The benchmark example is about preserving the temporal reality of development. The C library example is about preserving the conceptual reality of the domain. In both cases, the missing piece was not syntax, nor basic correctness, nor the ability to emit plausible code. The missing piece was judgment about what the system is for, what constraints matter most, and what form will continue to hold under real use.
This is why I do not think programmers who care about code should become despondent. The dignity did not disappear. It moved. It now lives more visibly in the places where systems either become coherent or quietly accumulate friction: in interfaces, contracts, boundaries, lifecycle models, integration ergonomics, and the ongoing ability to notice when a local optimization has become a system-level mistake.
That is still code-level work. In many cases, it is the most important code-level work there is.
A bad boundary taxes every caller. A bad SDK shape amplifies confusion outward into every integration. A benchmark that ignores development cadence creates blindness by being too expensive to use. These are not managerial concerns floating above implementation. They are implementation concerns seen from the level that actually matters. They determine whether the code participates cleanly in a larger system or whether it merely exists.
The machine can generate implementations. It can often generate them very quickly.
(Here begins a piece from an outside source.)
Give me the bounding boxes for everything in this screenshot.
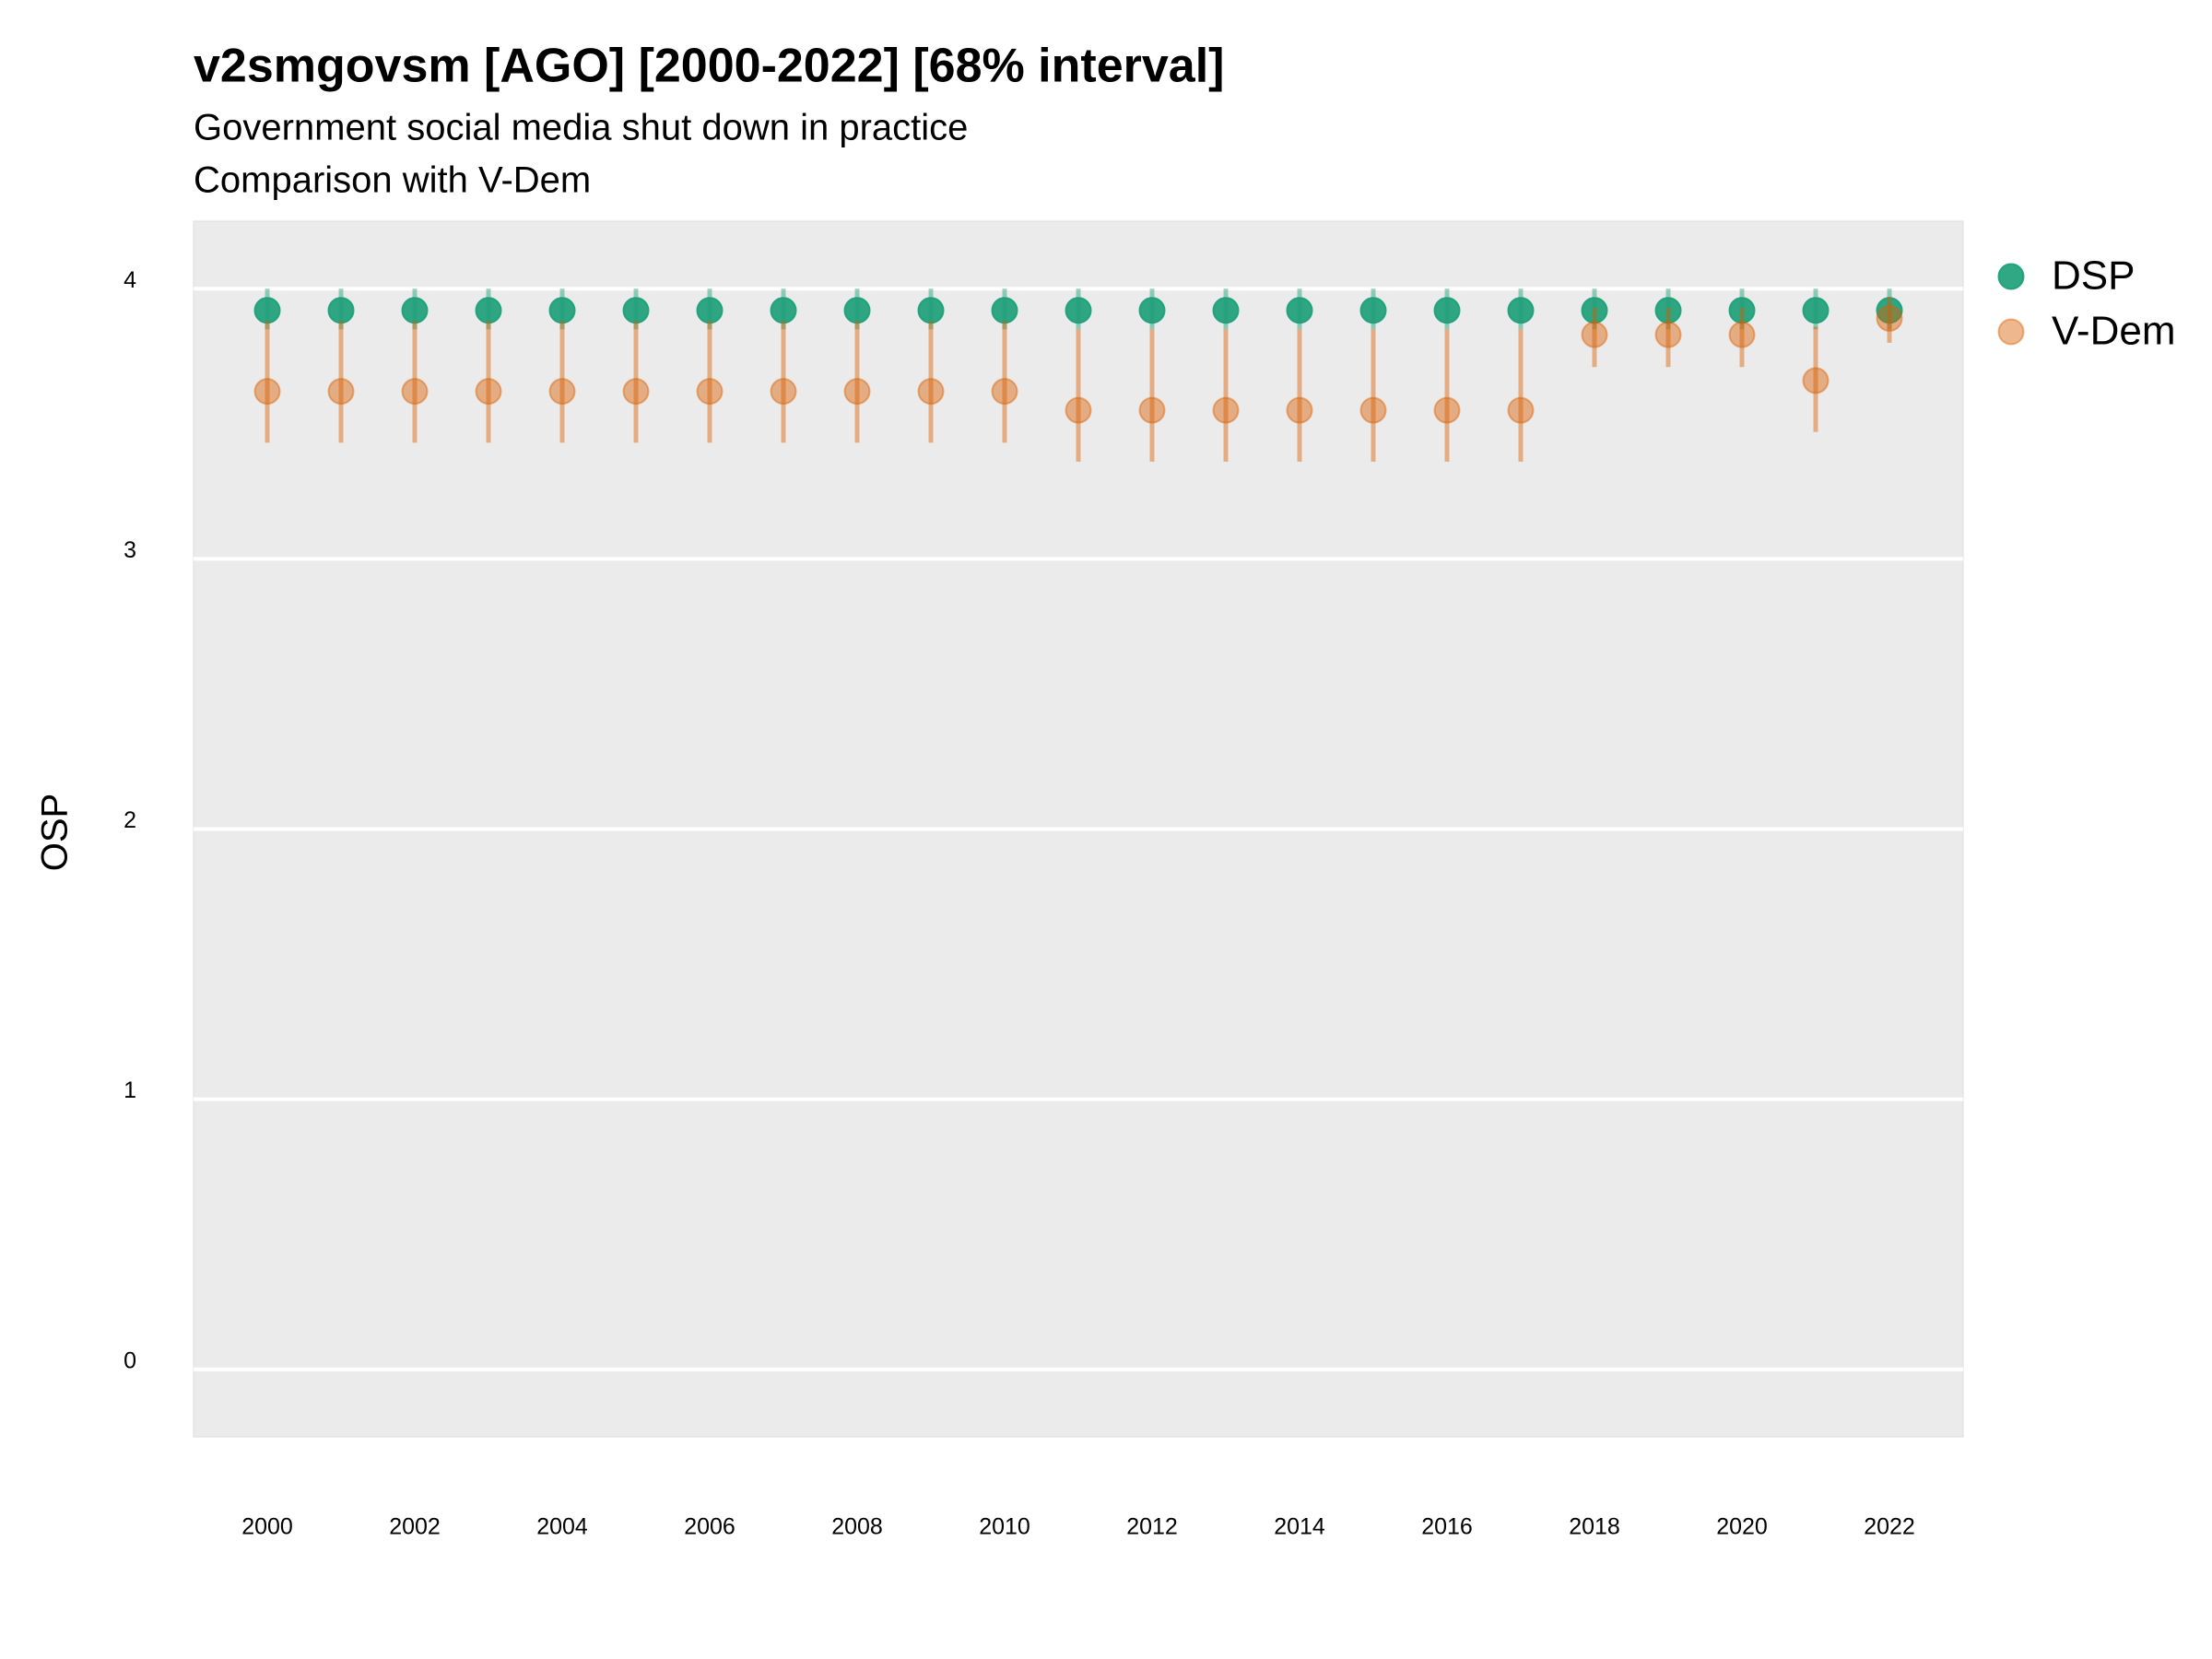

What it still does not reliably do is preserve the full hierarchy of intent across time: the interaction between clarity and maintainability, between measurement and iteration, between local explicitness and long-term usability, between what technically works and what will remain feasible when embedded in other systems and other teams. That is where steering remains essential.
And steering is not secondary work. It is not administrative overhead around the real act of programming. It is the act of programming when the system has become large enough, fast enough, and consequential enough that local correctness is no longer sufficient. It is the work of deciding what matters, noticing what drifted, elevating the real bottleneck, and reshaping the implementation accordingly.
If anything deserves professional pride now, it is that. Not that every line was typed by hand, but that the resulting system is more coherent, more usable, and more durable than the machine would have made it on its own.